CentOS stands for Community Enterprise Operating System, and even though community is such a small word, it encompasses so much. The support emanates from the community, via fora and the Linux community, to help develop the services and applications, and provide remedies to bugs that occur. The community has taken ownership of this distribution. The distribution collectively becomes stronger with the continued involvement of a growing community.
While we talk of community, I would like to thank Say Mistage (available on Twitter at @sayomgwtf
) for her inspiration and doodles.
Writing about an Enterprise Linux distribution is important as we see the increase in the number of organizations deploying Linux and, as a result, require knowledgeable professionals to manage these systems. In 2013, the Linux Foundation with Dice, a specialist recruitment company, surveyed many large organizations and found the following results:
- 93 percent of the organizations polled were looking to employ Linux professionals
- 91 percent of hiring managers reported that they found it difficult to find skilled Linux administrators
- As a side note to this, it was additionally noted that salaries for Linux professionals had increased by 9 percent during the previous 12 months
With such confidence in Linux within so many organizations, the focus of this book has to be commercially driven for both myself and you, the reader. I want you to be able to improve your career prospects as well as your Linux knowledge.

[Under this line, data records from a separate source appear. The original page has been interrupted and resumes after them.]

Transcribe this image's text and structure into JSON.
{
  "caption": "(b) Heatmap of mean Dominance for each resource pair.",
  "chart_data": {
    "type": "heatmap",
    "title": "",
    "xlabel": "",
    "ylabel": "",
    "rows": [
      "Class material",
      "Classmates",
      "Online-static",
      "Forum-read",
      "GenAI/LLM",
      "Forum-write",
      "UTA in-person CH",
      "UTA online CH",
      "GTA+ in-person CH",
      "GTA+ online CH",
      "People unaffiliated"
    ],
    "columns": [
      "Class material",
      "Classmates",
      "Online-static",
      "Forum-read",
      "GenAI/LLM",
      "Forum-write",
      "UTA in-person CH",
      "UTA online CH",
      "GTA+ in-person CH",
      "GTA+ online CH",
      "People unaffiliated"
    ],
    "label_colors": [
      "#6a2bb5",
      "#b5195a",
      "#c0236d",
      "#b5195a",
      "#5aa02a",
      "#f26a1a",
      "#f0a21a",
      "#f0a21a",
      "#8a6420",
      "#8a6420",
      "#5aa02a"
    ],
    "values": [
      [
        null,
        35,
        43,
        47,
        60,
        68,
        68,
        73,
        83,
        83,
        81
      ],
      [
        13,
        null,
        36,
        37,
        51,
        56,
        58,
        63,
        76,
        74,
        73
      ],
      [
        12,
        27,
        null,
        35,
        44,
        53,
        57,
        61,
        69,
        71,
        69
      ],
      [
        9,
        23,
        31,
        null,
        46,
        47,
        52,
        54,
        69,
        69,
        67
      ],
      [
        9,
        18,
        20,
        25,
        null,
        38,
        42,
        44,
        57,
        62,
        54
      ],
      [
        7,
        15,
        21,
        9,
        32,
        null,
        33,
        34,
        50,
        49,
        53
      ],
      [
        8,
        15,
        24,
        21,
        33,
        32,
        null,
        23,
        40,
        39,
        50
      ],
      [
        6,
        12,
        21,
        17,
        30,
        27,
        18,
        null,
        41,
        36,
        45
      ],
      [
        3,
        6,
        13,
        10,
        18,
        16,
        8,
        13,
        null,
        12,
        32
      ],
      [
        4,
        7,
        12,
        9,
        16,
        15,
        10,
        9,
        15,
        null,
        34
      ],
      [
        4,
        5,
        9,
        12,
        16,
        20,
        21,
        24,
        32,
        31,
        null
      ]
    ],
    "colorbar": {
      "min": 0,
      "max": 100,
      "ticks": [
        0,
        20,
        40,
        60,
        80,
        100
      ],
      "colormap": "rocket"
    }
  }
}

Enterprise Linux distributions such as CentOS, Red Hat, Debian, and SUSE Enterprise Linux generally do not deploy the latest and greatest bleeding edge technology that you might find in home or enthusiast-oriented distributions such as Fedora or openSUSE. Rather, they allow these to be development platforms to hone and perfect the software before migrating it to the enterprise platforms some months or even years later. Enterprise Linux has to be dependable, reliable, and resilient. On top of this, it must be well supported by both the organization deploying it, as well as the backend support coming from the community or paid support teams. The very latest in software development does not lend itself well to this by definition; as they are the most recent, the knowledge of these advancements, as well as their best practices, will without a doubt take time to evolve and develop.